Jones-Cox is not just an active investor, however. She has spent huge amounts of time in the educational sector of the industry as well. “I understand the challenges of being a new investor very well,” she explained, adding that this understanding comes largely from volunteer work at local real estate investor associations in the area. “Watching people come in and have all these hopes and inspirations, then a year later seeing they had either bought a deal or they were gone [led me to] try to figure out why the ones that were gone, were gone, and why the ones that had managed to buy something had bought something,” she said. “New investors just need help. They need questions answered, they need somebody to meet them where they are and give them a leg up.” Jones-Cox has spent decades providing that leg up through mentoring, coaching, and teaching, all while remaining avidly active in the real estate investing business as well.

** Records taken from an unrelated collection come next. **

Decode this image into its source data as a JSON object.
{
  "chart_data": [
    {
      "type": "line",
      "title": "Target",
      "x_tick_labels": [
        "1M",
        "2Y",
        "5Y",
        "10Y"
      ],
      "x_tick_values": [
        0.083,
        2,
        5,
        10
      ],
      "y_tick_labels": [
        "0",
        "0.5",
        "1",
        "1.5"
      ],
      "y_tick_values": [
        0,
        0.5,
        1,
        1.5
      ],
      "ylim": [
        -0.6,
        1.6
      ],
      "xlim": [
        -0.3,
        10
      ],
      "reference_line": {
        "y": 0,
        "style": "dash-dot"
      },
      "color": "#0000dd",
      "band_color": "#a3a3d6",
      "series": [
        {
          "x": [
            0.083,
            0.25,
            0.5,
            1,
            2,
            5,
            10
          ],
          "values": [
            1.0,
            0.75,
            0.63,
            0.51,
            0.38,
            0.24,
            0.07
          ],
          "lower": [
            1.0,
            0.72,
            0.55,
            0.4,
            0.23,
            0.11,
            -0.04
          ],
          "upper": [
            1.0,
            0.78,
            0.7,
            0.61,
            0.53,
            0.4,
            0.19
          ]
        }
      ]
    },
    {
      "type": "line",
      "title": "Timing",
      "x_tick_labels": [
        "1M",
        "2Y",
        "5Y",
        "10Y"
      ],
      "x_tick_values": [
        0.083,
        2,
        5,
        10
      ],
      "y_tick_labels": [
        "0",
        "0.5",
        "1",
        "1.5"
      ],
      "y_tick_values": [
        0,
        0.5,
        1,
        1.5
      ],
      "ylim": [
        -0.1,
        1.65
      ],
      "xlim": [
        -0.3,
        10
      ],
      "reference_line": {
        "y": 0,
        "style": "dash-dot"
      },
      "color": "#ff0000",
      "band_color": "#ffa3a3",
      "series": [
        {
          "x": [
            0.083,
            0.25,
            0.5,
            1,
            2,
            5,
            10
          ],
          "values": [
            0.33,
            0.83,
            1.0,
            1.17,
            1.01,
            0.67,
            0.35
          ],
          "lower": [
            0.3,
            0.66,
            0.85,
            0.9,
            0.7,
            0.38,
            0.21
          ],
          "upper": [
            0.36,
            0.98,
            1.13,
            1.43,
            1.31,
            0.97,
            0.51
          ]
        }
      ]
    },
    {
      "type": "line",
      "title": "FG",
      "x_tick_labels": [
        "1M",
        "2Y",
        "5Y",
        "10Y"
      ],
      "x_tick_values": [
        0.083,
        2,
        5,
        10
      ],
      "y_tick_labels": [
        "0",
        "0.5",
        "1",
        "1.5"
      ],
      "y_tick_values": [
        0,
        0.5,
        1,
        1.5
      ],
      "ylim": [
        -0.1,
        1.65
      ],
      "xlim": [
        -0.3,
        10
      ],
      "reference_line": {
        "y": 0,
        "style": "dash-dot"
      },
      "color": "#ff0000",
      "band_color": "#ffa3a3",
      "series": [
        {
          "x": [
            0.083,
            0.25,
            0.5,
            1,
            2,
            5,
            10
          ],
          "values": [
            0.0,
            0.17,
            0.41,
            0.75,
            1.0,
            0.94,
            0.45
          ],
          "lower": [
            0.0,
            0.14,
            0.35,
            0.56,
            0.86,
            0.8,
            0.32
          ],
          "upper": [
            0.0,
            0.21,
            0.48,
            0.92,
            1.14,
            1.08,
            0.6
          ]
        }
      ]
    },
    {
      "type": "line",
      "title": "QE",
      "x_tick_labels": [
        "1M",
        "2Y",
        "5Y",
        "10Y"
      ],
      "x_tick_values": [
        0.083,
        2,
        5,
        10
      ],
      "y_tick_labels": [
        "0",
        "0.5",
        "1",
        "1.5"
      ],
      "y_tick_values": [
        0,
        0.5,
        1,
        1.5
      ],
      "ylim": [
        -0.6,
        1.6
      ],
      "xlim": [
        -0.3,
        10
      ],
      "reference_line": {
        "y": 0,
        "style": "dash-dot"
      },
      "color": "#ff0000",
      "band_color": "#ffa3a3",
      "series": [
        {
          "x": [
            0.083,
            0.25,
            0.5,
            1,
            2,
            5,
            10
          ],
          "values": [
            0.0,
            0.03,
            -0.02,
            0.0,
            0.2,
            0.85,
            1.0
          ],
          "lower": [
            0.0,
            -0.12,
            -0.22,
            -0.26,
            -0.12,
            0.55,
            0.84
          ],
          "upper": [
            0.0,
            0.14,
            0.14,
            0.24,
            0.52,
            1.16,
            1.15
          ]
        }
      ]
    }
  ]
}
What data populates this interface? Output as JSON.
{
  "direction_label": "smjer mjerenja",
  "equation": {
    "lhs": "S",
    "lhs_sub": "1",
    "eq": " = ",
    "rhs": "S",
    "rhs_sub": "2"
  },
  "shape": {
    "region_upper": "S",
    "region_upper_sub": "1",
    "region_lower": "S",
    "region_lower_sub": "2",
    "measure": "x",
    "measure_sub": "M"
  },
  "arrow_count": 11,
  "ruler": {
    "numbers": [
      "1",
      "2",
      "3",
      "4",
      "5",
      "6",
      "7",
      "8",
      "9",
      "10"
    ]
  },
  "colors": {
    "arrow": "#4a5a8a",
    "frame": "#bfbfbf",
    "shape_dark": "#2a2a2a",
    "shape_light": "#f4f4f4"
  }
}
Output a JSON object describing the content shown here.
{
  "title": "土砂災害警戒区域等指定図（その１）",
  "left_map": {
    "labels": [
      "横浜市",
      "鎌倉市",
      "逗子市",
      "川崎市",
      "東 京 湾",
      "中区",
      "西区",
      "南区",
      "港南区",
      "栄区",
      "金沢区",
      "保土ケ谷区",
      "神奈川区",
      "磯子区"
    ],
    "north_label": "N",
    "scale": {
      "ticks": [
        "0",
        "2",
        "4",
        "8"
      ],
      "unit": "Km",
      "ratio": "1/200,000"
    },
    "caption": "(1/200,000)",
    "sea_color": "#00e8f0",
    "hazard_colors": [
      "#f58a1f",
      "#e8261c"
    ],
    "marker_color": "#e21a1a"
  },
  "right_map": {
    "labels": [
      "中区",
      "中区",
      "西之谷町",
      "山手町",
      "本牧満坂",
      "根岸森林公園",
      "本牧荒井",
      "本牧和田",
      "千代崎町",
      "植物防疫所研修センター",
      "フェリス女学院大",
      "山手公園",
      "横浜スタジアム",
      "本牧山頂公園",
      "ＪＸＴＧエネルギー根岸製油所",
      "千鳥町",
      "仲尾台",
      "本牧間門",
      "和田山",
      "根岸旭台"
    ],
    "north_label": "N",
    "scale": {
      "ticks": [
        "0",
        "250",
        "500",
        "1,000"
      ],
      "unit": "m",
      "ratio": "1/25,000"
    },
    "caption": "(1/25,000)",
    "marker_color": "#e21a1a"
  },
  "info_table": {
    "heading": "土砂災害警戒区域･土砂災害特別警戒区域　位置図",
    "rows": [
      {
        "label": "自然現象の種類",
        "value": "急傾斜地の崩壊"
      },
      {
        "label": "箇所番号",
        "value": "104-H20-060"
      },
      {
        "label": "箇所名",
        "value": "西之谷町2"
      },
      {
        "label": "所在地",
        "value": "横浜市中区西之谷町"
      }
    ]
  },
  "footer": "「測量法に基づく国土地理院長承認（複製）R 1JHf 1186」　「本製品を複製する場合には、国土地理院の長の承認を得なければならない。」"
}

Key to Success in the Industry
“Becoming successful in the real estate business is imperceptible. You take a step up and it seems like a minor step, but when you look back over the course of 10 years you’ve taken a lot of those steps and passed some very major milestones without even noticing.”
“I have two proudest moments. The moments that make me proudest are typically when a student succeeds. I can see their upward motion better than they can, and it’s when one of them finally is able to quit their job or do something else big that I can say, ‘There you go, all that work was worth it.’
“The other thing that comes to mind is when I was invited to speak at the Cato Institute [a Washington D.C. think tank] maybe 10 years ago about the negative effects of impending legislation on housing.”
A Word for Women in Real Estate
“I think a lot of women don’t realize that they have certain advantages in this business that are inherent to their gender. They need to recognize and use that, specifically in negotiation. A lot of women seem to be afraid of negotiation because they don’t want to be perceived as playing hardball, using a ‘my-way-or-the-highway,’ beat-the-other-guy down, kind of approach. But the reality is that most sellers, in particular, would rather talk to a woman. I’ve done the marketing tests with mailers and the same exact mailer with a woman’s name on it instead of a man’s will pull 50% more calls.
“Women have that advantage with sellers, with tenants, and even with contractors, as long as you know what you’re talking about. The softer touch that women tend to have goes a long way in working with people. Don’t try to imitate the guys. Know what they know, but do [real estate] the way you do it.”
What’s Ahead in 2017
“The thing I’m most excited about in 2017 is that we are reviving the Wild Wonderful Women of Real Estate Conference. The first event will be in April in Columbus, Ohio, and we’ve already got a number of long-term, successful, known-quantity ladies signed up to speak in completely different arenas.”